I have collected over three-and-a-half seasons of TAB Sporsbet handicapping data and results, so I thought I'd perform a Wolfers style analysis on it. From the outset I should note that one major drawback of performing this analysis on the AFL is that there are multiple line markets on AFL games and they regularly offer different points start. So, any conclusions we draw will be relevant only in the context of the starts offered by TAB Sportsbet. A "narrow shaving" if you will.

In adapting Wolfers' approach to AFL I have defined a "strong favourite" as a team giving more than 2 goals start though, from a point-shaving perspective, the conclusion is the same if we define it more restrictively. Also, I've defined "narrow victory" with respect to the handicap as one by less than 6 points. With these definitions, the key numbers in the table below are those in the box shaded grey.

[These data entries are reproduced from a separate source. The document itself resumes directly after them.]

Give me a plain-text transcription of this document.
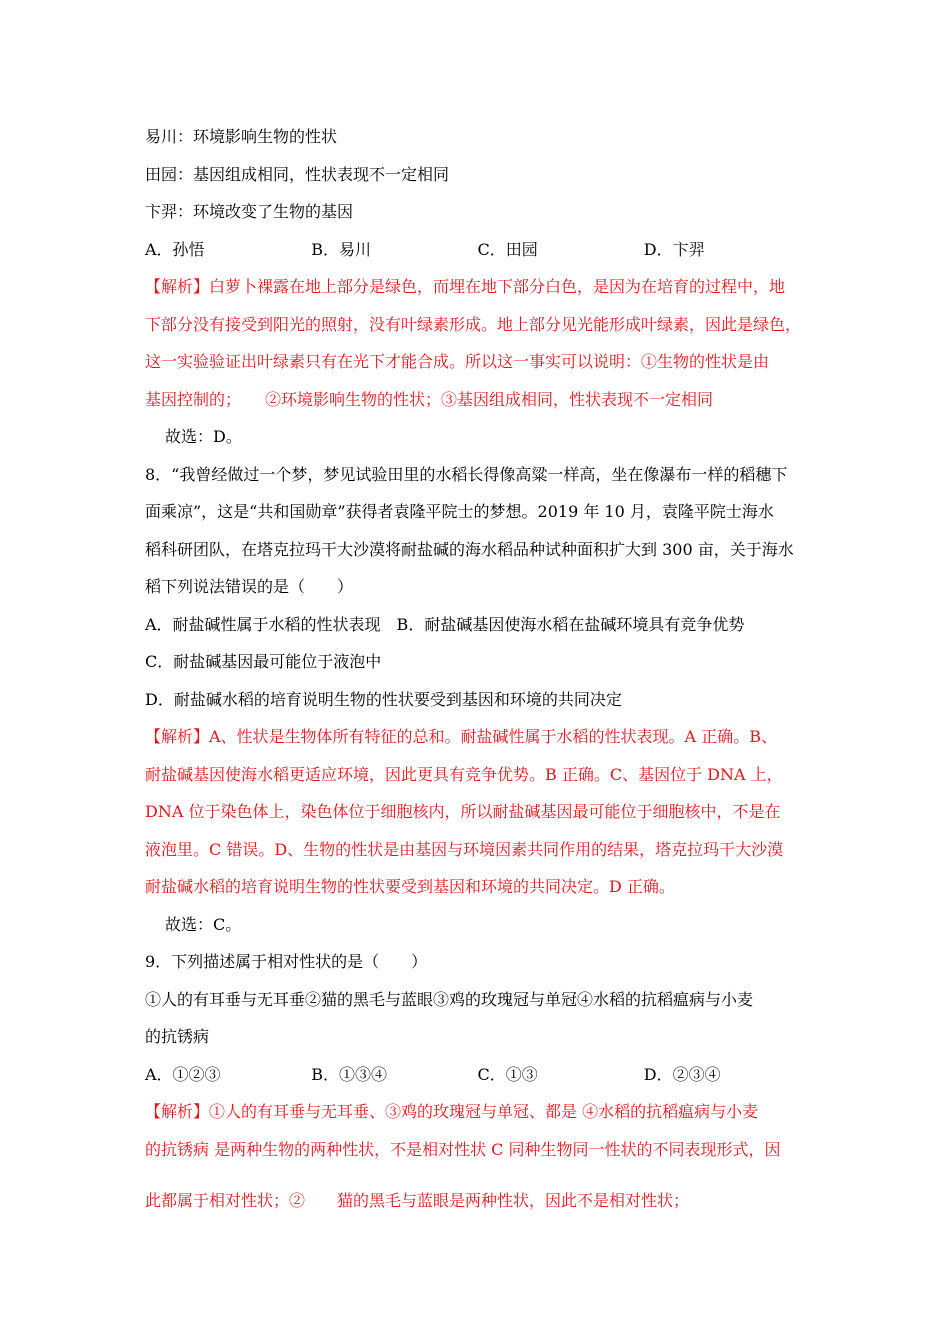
易川：环境影响生物的性状
田园：基因组成相同，性状表现不一定相同
卞羿：环境改变了生物的基因
A．孙悟	B．易川	C．田园	D．卞羿
【解析】白萝卜裸露在地上部分是绿色，而埋在地下部分白色，是因为在培育的过程中，地
下部分没有接受到阳光的照射，没有叶绿素形成。地上部分见光能形成叶绿素，因此是绿色，
这一实验验证出叶绿素只有在光下才能合成。所以这一事实可以说明：①生物的性状是由
基因控制的；　　②环境影响生物的性状；③基因组成相同，性状表现不一定相同
故选：D。
8．“我曾经做过一个梦，梦见试验田里的水稻长得像高粱一样高，坐在像瀑布一样的稻穗下
面乘凉”，这是“共和国勋章”获得者袁隆平院士的梦想。2019 年 10 月，袁隆平院士海水
稻科研团队，在塔克拉玛干大沙漠将耐盐碱的海水稻品种试种面积扩大到 300 亩，关于海水
稻下列说法错误的是（　　）
A．耐盐碱性属于水稻的性状表现　B．耐盐碱基因使海水稻在盐碱环境具有竞争优势
C．耐盐碱基因最可能位于液泡中
D．耐盐碱水稻的培育说明生物的性状要受到基因和环境的共同决定
【解析】A、性状是生物体所有特征的总和。耐盐碱性属于水稻的性状表现。A 正确。B、
耐盐碱基因使海水稻更适应环境，因此更具有竞争优势。B 正确。C、基因位于 DNA 上，
DNA 位于染色体上，染色体位于细胞核内，所以耐盐碱基因最可能位于细胞核中，不是在
液泡里。C 错误。D、生物的性状是由基因与环境因素共同作用的结果，塔克拉玛干大沙漠
耐盐碱水稻的培育说明生物的性状要受到基因和环境的共同决定。D 正确。
故选：C。
9．下列描述属于相对性状的是（　　）
①人的有耳垂与无耳垂②猫的黑毛与蓝眼③鸡的玫瑰冠与单冠④水稻的抗稻瘟病与小麦
的抗锈病
A．①②③	B．①③④	C．①③	D．②③④
【解析】①人的有耳垂与无耳垂、③鸡的玫瑰冠与单冠、都是 ④水稻的抗稻瘟病与小麦
的抗锈病 是两种生物的两种性状，不是相对性状 C 同种生物同一性状的不同表现形式，因
此都属于相对性状；②　　猫的黑毛与蓝眼是两种性状，因此不是相对性状；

These numbers tell us that there have been 27(13+4+10) games in which the favourite has given 12.5 points or more start and has won, by has won narrowly by enough to cover the spread. As well, there have been 24(11+7+6) games in which the favourite has given 12.5 points or more start and has won, but has narrowly not won by enough to cover the spread. In this admittedly small sample of just 51 games, there is then no statistical evidence at all of any point-shaving going on. In truth if there was any such behaviour occurring it would need to be near-endemic to show up in a sample this small lest it be washed out by the underlying variability.

So, no smoking gun there - not even a faint whiff of gunpowder ...

The table does, however, offer one intriguing insight, albeit that it only whispers it.

The final column contains the percentage of the time that favourites have managed to cover the spread for the given range of handicaps. So, for example, favourites giving 6.5 points start have covered the spread 53% of the time. Bear in mind that these percentages should be about 50%, give or take some statistically variability, lest they be financially exploitable.

It's the next percentage down that's the tantalising one. Favourites giving 7.5 to 11.5 points start have, over the period 2006 to Round 13 of 2009, covered the spread only 41% of the time. That percentage is statistically significantly different from 50% at roughly the 5% level (using a two-tailed test in case you were wondering). If this failure to cover continues at this rate into the future, that's a seriously exploitable discrepancy.

To check if what we've found is merely a single-year phenomenon, let's take a look at the year-by-year data. In 2006, 7.5-to 11.5-point favourites covered on only 12 of 35 occasions (34%). In 2007, they covered in 17 of 38 (45%), while in 2008 they covered in 12 of 28 (43%). This year, to date they've covered in 6 of 15 (40%). So there's a thread of consistency there. Worth keeping an eye on, I'd say.

Another striking feature of this final column is how the percentage of time that the favourites cover tends to increase with the size of the start offered and only crosses 50% for the uppermost category, suggesting perhaps a reticence on the part of TAB Sportsbet to offer appropriately large starts for very strong favourites. Note though that the discrepancy for the 24.5 points or more category is not statistically significant.